En 2012, les Libanais ont fumé en moyenne 2379 cigarettes chacun, soit 10 paquets de cigarettes par mois selon le groupe de consulting britannique ERC. Cette consommation est trois fois supérieure à la moyenne générale dans le monde mais reste en dessous de la consommation moyenne serbe, la première du classement avec ses 3323 cigarettes fumées par habitant sur la période. Quelque 38,5% de la population adulte libanaise fume selon l’Organisation mondiale de la santé ; sur la population la masculine, cette proportion grimpe à 46,8%. Alors que la consommation mondiale de cigarettes a baissé de 11,7% entre 1990 et 2012, au Liban, elle s’est accrue de 475%, soit la deuxième plus grosse augmentation après celle de la Birmanie (+ 675%). La consommation de cigarettes de certain pays a fortement décru sur la période. Hong Kong arrive en tête de ces pays avec un recul de 70% de sa consommation de cigarettes. En Grande Bretagne, au Venezuela, Panama et en Estonie, la consommation de cigarettes a chuté de plus de 60%.
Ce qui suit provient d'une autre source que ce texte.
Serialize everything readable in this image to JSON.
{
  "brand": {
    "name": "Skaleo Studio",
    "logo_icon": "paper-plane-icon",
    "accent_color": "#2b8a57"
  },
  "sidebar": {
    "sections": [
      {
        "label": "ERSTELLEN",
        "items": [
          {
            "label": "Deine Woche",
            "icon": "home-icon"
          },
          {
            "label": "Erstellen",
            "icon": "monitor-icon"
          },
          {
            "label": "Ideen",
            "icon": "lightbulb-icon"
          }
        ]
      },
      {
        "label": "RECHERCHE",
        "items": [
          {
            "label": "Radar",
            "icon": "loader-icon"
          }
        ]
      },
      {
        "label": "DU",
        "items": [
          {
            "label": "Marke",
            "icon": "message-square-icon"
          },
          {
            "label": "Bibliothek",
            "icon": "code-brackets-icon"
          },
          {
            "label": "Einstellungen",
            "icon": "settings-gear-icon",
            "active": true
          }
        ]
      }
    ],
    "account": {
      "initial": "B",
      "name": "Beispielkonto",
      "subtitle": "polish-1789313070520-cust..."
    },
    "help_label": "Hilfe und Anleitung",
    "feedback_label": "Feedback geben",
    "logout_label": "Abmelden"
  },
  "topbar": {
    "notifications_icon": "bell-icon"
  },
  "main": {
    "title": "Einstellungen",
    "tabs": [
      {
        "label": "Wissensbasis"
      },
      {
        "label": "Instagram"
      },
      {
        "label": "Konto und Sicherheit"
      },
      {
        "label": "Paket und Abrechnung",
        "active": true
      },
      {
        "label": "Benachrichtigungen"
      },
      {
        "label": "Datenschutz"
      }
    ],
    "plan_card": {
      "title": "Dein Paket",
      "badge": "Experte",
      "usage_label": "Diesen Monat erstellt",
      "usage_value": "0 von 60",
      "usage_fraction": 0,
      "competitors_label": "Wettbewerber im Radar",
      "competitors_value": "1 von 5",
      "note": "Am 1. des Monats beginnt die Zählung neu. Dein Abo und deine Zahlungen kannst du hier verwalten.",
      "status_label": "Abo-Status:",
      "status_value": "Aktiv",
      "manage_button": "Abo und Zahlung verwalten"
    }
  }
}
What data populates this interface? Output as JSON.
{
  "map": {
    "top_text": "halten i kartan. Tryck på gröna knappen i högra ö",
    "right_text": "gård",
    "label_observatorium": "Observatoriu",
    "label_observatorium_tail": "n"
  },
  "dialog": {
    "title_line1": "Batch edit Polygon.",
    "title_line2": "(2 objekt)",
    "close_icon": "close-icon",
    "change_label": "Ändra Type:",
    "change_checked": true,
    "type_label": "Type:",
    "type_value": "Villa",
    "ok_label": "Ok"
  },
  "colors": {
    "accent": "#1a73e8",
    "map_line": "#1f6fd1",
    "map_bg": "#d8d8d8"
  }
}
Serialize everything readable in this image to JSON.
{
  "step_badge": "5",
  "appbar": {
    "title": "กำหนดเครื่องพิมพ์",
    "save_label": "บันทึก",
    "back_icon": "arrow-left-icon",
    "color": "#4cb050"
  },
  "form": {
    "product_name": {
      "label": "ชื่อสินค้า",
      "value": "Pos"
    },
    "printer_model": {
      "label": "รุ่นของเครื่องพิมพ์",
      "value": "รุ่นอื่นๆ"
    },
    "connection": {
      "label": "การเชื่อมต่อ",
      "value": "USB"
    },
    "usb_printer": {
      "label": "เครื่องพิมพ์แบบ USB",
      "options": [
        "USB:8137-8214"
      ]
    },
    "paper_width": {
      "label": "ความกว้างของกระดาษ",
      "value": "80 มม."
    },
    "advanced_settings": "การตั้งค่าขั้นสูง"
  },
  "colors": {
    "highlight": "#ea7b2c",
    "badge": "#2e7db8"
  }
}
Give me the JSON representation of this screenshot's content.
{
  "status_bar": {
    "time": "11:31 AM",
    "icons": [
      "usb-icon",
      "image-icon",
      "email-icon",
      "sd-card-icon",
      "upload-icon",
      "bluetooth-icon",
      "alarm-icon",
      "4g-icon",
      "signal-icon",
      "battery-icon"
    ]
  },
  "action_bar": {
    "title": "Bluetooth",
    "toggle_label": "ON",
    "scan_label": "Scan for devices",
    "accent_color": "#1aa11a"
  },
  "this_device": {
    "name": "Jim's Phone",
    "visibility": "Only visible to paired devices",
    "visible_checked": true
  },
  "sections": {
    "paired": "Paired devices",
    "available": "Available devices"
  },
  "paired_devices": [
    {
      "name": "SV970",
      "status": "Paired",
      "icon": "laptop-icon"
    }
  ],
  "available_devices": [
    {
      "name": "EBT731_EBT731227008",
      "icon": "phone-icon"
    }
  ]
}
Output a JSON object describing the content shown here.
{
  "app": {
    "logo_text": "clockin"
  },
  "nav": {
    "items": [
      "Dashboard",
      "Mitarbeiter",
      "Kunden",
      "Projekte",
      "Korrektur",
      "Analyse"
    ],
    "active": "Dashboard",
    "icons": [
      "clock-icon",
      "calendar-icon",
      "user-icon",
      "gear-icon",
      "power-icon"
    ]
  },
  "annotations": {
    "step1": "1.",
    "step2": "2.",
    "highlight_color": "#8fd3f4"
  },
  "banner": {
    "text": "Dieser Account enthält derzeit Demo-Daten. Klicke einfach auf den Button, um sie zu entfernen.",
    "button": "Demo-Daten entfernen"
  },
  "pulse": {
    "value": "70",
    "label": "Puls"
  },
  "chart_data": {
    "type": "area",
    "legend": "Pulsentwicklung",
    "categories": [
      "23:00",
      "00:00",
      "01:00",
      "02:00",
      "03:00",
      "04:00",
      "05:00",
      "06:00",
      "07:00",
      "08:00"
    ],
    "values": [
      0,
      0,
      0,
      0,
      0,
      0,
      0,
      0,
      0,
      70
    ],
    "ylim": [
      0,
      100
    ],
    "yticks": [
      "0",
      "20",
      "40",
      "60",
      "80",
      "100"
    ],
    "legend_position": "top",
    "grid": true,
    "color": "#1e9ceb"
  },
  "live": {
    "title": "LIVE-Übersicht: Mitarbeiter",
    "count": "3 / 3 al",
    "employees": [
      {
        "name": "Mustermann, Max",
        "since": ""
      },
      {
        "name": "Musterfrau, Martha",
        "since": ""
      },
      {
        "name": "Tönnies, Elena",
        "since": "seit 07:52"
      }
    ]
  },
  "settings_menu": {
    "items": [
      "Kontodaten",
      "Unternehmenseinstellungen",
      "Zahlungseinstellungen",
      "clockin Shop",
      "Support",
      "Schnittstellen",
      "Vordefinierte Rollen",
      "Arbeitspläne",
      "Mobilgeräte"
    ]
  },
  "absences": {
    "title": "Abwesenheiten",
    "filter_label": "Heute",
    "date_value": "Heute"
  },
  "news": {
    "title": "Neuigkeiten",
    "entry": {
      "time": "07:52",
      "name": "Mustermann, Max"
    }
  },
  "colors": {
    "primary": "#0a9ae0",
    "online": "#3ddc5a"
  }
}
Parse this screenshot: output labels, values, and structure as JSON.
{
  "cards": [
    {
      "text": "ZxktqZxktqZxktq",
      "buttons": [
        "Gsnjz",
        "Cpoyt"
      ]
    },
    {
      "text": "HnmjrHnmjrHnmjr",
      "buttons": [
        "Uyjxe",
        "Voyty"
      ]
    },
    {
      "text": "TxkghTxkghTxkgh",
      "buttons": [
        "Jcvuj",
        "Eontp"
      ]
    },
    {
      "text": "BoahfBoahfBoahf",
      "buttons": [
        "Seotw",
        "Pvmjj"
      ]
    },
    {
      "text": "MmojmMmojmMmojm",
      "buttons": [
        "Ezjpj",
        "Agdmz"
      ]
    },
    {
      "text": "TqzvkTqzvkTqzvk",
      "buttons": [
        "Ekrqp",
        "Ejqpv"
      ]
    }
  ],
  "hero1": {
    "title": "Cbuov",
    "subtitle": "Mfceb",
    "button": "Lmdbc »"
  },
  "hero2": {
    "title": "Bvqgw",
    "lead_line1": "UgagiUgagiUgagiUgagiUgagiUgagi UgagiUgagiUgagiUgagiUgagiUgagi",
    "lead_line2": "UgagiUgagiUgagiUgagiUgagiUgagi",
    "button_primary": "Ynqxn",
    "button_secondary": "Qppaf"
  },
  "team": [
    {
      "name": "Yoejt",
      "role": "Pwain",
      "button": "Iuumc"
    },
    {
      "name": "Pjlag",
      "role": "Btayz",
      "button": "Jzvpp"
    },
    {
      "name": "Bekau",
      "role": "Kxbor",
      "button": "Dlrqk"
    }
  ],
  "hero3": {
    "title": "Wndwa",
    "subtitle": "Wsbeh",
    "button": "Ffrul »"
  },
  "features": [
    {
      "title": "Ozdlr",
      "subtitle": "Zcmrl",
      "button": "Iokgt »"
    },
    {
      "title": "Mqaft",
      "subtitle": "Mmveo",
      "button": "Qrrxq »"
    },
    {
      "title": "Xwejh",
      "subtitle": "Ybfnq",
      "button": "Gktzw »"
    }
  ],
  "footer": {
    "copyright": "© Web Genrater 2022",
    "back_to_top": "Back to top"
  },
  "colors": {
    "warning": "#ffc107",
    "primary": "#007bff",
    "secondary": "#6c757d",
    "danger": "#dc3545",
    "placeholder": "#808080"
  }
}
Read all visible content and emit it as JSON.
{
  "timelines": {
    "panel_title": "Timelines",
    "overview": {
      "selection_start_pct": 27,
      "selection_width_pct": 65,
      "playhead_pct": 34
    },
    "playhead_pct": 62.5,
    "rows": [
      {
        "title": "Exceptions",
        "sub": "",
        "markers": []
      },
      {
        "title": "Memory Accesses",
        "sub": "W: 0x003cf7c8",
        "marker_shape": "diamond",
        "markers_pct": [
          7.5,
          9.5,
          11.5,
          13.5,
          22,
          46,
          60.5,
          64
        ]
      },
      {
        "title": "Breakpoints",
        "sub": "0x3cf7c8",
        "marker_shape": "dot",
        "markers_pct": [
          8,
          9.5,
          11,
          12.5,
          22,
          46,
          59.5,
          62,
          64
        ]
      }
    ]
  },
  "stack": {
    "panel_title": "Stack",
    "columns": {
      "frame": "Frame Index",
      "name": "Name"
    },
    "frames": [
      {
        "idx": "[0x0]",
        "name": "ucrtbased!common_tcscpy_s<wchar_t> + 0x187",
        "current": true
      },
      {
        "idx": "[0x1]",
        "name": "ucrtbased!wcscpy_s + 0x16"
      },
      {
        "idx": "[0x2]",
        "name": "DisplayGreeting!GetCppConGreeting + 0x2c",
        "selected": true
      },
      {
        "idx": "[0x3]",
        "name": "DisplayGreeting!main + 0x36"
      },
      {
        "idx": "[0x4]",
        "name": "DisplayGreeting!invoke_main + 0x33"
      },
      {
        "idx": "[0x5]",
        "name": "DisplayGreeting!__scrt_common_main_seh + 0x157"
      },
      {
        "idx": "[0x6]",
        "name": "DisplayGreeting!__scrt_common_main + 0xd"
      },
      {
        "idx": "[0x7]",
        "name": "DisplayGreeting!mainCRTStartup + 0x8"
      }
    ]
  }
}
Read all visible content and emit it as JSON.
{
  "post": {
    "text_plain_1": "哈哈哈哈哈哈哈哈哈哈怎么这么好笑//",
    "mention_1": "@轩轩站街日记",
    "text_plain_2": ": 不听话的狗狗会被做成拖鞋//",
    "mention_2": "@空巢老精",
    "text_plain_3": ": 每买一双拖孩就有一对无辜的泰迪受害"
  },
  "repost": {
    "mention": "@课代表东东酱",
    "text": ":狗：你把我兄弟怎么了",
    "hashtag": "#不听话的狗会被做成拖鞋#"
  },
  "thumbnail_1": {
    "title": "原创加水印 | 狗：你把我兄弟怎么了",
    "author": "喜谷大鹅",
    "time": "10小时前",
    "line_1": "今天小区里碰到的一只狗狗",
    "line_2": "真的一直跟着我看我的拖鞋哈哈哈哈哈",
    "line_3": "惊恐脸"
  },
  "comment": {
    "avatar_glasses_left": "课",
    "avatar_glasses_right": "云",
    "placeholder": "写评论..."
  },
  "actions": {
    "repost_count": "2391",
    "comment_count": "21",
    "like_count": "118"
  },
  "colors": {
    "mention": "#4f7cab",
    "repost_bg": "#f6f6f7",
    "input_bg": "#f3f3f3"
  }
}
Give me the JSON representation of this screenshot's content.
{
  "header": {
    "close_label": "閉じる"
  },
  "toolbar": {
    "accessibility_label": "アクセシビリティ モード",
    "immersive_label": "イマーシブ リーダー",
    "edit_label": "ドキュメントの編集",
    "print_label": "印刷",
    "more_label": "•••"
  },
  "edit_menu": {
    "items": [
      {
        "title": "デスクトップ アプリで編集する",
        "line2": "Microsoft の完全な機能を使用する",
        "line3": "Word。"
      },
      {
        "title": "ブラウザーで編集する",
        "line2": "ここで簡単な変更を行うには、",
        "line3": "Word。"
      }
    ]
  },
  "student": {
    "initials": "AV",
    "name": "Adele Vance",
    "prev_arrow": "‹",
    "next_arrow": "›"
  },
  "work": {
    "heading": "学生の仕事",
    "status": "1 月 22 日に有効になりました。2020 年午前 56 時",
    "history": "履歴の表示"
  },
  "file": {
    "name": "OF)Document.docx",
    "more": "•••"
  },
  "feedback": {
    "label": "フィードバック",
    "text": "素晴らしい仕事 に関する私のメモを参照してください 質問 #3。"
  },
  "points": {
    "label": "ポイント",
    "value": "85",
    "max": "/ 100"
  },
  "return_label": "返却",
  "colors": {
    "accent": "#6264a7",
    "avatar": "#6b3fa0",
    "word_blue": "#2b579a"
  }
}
La loi 174 sur l’interdiction de fumer dans les lieux publics en vigueur depuis septembre 2012 est ardemment critiquée par les propriétaires des établissements touristiques qui y voient un frein à leur activité. Pourtant selon une étude de l’université américaine de Beyrouth, la fréquentation des établissements touristiques ne semble pas avoir été impactée par cette loi : leurs revenus ont augmenté de 3% depuis son entrée en vigueur.
La production mensuelle de « Cedars », la marque de cigarette libanaise fabriquée par la Regie Libanaise des Tabacs et Tombacs, a augmenté de 4000 à 15000 paquets sur ces deux dernières années. L’afflux des réfugiés au Liban et l’arrêt de la production des cigarettes syrienne al-Hamraa ont contribué à accroitre la demande de cigarette. La production de Cedars pourrait atteindre les 40 000 paquets mensuels d’ici deux ans.